Whether they are future nurses or future educators, the students say they came back with ideas and a better understanding of what working in their chosen career field is like in a country that’s so different from the United States.
“They don’t have as many resources as we do so they find ways to improvise,” said nursing major Cara Doupnik of Easton, Maryland. “They have to take time out of their care to figure out how they’re going to provide care for a patient without contaminating that patient. They can still provide accurate care, but they just do it a different way than we do here.”
Doupnik said there are more patients in the Jamaican hospitals because there’s not a limit on how long they can stay.
“It opens your eyes to other interventions where you don’t have to have the bells and whistles like we do in the United States,” said nursing major Keri Leach of York, Pennsylvania. “Care is delivered, the end product is the same with the patient becoming better. The work is just more hands on. Here we use more machines.”
Amanda Shields, a nursing major from Charles Town, found the trip to be especially interesting because her goal is to become a travel nurse and work abroad.
“I’ve been to other countries before but this is the first time I’ve gone to go into the hospitals and see potential places I could be working in for a couple of months,” Shields said.

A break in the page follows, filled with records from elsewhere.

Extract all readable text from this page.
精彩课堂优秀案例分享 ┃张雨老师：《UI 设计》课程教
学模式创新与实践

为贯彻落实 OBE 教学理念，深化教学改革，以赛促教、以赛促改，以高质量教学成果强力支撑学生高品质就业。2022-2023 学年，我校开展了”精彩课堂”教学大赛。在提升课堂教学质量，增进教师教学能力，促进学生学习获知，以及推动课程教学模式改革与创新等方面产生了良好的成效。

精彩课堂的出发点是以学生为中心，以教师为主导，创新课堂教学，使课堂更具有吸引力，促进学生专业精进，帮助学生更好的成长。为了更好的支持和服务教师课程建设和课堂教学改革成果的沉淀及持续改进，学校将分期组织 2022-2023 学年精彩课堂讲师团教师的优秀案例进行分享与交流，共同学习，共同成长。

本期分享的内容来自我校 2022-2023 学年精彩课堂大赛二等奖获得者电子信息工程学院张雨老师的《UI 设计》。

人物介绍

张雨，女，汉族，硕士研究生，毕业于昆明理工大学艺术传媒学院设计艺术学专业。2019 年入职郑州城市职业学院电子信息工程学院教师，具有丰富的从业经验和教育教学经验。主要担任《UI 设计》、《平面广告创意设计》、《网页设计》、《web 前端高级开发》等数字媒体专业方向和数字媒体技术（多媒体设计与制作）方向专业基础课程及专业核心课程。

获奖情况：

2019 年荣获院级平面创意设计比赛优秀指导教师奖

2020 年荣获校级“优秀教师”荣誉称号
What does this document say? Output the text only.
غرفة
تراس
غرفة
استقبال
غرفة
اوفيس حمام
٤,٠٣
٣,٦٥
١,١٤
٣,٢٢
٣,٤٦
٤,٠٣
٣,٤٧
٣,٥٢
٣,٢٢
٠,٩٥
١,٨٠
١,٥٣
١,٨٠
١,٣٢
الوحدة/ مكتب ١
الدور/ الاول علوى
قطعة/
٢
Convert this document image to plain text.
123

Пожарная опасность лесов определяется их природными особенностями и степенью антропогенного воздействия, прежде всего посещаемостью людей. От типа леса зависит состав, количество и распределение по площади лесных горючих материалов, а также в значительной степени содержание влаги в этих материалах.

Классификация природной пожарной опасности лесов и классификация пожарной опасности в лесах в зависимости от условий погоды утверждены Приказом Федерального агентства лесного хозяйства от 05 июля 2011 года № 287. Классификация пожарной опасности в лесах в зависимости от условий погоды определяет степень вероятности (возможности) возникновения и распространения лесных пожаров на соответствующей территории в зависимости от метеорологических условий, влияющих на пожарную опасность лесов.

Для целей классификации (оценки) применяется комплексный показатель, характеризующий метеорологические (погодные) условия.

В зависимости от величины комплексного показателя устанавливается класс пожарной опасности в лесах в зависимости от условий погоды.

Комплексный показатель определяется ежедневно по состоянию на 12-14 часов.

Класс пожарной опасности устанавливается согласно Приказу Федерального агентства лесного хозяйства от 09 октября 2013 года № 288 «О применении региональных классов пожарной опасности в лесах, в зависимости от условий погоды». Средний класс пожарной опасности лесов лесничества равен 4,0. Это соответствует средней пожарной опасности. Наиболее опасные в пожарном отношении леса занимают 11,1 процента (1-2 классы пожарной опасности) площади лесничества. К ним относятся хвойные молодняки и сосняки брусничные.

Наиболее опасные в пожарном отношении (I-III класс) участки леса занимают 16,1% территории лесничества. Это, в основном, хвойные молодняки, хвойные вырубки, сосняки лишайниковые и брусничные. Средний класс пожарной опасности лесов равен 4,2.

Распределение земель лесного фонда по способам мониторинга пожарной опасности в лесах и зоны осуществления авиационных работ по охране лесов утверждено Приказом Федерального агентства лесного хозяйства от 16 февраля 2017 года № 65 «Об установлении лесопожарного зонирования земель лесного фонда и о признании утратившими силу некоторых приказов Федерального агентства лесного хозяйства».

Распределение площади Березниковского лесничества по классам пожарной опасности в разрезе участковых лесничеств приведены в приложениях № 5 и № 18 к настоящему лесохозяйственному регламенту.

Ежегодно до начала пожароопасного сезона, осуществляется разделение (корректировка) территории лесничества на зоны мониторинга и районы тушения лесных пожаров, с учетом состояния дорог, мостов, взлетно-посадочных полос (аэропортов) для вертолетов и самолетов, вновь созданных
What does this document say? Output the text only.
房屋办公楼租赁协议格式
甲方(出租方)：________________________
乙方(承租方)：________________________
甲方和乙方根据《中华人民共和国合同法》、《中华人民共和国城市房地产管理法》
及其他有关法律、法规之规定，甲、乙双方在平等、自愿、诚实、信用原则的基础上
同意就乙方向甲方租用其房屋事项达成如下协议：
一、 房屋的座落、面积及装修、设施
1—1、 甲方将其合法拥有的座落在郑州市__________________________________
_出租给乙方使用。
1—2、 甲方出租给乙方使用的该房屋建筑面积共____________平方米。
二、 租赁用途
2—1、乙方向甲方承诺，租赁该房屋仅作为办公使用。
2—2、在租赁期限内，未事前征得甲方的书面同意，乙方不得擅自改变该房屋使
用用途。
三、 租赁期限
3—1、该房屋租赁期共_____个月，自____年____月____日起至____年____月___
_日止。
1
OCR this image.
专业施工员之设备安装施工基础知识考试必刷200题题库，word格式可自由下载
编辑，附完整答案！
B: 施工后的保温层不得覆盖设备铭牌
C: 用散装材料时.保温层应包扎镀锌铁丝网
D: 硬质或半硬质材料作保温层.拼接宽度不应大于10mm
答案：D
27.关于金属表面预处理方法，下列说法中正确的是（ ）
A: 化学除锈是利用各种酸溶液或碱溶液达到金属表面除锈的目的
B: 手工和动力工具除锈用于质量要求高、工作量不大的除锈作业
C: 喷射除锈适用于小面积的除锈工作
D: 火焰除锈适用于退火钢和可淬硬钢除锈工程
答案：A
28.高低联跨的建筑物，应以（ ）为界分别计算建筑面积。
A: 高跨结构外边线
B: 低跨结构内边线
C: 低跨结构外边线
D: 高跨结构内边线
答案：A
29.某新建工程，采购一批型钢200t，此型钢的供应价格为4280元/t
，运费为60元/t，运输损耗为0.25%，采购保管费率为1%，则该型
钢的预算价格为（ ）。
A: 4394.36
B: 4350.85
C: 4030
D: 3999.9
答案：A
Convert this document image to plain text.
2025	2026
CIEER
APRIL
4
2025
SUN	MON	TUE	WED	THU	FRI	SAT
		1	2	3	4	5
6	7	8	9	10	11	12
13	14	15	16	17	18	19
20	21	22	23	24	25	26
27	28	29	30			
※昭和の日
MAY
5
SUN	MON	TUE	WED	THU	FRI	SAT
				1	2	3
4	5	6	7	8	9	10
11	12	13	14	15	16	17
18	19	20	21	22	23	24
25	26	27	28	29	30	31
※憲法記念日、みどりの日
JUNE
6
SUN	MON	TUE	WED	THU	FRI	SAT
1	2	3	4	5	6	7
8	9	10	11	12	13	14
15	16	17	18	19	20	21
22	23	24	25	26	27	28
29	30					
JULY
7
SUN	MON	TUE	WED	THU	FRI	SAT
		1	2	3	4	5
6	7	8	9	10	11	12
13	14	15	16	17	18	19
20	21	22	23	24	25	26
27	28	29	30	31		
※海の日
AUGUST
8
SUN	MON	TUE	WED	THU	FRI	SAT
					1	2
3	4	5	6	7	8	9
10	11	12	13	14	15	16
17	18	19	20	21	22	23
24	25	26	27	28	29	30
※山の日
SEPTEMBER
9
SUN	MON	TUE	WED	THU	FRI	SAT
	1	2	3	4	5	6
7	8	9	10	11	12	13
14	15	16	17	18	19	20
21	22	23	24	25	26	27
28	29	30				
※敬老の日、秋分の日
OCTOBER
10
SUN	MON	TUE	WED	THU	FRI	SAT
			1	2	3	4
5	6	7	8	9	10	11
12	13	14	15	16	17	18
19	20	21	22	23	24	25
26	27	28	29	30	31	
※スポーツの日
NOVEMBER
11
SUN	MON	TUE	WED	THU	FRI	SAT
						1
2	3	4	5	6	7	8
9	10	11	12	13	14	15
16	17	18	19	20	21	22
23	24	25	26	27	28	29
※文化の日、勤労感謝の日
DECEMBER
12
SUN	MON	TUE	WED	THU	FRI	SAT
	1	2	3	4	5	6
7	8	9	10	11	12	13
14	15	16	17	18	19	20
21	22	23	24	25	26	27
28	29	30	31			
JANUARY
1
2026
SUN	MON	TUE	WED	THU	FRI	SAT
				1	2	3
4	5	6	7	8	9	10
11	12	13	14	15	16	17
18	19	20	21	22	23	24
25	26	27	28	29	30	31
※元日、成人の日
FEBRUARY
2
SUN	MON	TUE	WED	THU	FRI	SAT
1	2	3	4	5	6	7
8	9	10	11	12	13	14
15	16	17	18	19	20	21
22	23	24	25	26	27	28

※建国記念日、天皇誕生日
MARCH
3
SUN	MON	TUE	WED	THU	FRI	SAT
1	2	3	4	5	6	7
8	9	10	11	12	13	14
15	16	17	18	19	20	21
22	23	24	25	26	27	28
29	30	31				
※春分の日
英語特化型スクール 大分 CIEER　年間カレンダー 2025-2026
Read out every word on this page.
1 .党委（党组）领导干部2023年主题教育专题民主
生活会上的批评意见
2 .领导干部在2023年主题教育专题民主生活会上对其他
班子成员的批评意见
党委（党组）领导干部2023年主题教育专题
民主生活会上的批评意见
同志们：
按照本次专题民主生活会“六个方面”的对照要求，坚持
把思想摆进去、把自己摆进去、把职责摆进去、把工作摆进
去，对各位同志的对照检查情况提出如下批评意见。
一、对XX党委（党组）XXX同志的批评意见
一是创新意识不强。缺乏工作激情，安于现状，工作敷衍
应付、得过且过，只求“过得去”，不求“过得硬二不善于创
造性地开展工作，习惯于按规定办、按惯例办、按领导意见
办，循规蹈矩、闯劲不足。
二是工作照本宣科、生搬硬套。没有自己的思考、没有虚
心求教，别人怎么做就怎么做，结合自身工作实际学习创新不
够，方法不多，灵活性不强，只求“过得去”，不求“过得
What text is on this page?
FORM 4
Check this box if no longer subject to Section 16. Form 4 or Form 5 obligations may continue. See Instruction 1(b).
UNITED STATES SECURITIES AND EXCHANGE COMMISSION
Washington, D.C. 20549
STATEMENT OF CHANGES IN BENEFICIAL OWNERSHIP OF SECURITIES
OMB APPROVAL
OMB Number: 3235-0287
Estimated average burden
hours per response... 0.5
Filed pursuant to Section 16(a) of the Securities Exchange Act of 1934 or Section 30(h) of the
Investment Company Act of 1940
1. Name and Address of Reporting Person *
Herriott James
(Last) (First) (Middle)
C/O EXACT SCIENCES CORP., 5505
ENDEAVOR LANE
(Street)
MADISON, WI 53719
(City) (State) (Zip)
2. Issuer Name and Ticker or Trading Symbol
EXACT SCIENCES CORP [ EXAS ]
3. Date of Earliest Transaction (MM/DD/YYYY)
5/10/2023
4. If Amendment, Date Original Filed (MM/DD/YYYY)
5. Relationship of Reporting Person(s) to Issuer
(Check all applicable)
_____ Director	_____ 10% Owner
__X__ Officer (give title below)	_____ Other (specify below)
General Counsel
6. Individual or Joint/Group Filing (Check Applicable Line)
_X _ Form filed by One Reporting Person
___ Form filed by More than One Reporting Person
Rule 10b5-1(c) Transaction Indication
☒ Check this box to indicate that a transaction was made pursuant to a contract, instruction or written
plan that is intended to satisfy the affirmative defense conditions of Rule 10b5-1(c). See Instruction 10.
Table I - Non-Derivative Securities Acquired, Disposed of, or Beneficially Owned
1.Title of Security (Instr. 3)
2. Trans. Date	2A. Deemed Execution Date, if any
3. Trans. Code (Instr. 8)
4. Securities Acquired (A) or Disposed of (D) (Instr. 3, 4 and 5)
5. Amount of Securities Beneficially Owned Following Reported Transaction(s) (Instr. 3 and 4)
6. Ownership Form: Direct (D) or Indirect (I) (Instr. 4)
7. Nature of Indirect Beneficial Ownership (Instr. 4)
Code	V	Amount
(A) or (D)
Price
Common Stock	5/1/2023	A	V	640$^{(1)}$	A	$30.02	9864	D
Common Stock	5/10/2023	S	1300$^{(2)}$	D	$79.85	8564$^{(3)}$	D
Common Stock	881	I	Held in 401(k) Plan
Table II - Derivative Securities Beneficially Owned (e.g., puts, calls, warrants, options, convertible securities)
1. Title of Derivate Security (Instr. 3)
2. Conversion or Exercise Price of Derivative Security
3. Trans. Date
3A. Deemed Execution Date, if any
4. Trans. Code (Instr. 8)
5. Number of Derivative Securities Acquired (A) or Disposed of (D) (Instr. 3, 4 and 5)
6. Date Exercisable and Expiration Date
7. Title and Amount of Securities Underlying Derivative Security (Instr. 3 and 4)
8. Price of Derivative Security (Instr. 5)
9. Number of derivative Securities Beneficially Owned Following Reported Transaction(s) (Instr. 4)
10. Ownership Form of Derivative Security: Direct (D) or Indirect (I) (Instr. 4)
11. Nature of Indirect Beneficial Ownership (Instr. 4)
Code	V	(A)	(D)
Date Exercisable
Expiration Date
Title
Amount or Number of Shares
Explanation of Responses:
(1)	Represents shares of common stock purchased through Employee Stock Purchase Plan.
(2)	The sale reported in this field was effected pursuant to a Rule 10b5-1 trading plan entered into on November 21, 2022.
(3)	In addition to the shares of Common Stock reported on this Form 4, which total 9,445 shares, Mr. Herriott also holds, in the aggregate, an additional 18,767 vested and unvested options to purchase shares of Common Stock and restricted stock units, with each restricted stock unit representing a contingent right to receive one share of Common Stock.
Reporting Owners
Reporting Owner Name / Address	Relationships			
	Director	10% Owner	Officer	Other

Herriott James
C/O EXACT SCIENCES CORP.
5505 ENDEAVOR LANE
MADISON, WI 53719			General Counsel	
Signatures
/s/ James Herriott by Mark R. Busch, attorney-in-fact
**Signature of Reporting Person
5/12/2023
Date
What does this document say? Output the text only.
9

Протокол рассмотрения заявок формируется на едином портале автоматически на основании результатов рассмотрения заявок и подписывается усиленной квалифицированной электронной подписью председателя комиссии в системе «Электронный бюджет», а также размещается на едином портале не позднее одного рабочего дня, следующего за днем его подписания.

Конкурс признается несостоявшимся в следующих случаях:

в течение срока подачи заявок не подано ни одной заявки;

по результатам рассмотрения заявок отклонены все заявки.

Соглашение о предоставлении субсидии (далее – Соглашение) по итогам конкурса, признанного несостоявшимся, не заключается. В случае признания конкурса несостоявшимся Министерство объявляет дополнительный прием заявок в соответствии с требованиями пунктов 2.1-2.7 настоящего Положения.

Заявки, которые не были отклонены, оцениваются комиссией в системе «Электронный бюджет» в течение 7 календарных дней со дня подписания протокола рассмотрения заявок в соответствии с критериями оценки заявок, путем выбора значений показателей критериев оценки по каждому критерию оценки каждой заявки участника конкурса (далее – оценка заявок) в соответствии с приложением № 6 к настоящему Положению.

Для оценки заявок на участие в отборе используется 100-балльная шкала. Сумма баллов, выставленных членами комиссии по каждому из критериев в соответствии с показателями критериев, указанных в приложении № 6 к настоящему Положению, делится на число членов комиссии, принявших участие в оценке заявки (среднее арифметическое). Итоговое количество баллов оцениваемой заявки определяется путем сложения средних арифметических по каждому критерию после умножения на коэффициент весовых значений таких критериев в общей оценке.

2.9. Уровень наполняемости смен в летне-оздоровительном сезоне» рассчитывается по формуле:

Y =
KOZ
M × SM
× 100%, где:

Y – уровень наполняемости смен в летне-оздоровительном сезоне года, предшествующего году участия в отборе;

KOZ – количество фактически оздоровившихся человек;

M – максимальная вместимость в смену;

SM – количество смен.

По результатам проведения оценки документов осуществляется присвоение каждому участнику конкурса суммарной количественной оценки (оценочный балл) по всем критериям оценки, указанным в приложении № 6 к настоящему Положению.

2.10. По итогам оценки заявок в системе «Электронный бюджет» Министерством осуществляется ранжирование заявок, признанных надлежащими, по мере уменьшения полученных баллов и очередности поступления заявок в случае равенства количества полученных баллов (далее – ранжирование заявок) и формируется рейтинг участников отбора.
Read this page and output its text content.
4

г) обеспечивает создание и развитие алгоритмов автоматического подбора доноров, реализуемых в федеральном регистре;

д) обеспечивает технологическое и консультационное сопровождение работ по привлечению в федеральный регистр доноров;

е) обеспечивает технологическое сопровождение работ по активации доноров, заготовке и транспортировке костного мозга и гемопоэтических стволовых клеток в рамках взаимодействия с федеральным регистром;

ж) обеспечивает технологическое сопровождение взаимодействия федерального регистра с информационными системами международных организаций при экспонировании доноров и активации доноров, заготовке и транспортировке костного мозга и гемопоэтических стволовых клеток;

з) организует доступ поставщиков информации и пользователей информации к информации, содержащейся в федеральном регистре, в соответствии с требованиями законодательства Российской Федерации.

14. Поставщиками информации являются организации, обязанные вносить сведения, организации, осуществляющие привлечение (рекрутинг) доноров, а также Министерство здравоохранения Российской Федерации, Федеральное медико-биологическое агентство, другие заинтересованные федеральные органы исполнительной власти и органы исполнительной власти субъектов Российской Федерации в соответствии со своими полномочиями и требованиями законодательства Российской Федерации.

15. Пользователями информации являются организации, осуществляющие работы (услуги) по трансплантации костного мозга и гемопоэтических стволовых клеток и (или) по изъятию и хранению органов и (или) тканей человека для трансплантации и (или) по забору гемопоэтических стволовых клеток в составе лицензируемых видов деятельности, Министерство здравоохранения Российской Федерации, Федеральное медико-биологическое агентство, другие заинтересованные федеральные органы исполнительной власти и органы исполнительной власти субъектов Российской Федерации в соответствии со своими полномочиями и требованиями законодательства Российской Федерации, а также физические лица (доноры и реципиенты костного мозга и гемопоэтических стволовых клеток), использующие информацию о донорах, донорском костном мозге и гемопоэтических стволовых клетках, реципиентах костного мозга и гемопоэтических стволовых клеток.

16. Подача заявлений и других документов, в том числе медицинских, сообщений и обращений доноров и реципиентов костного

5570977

Like the nursing students, the education majors found Jamaican schools sorely lacking in resources and technology. Madeline Witte of Hurricane said seeing the Jamaican teachers in action gives her ideas about how to plan lessons without the benefit of the technology that is so prevalent in U.S. classrooms.
“I went in not knowing fully what to expect but I got a really good experience,” Witte said. “It was interesting to see that people work with so little and to come back here and have so much to work with.”
“Going to Jamaica was an amazing experience,” said education major Heather Giles of Gore, Virginia. “Teachers here complain so often about having nothing where in Jamaica they were literally reusing paper. To see teachers able to teach in that type of environment gives you inspiration that you can really reach any student and that you can really change lives because they were doing it there with nothing.”
Jordyn Marion, an elementary education major from Myersville, Maryland, noticed that children in Jamaica did not receive much praise when they did well. When she praised a boy for correctly answering some math problems, the other children in the class were eager to show her their work.
“It just made me realize how important it is to praise the kids,” Marion said.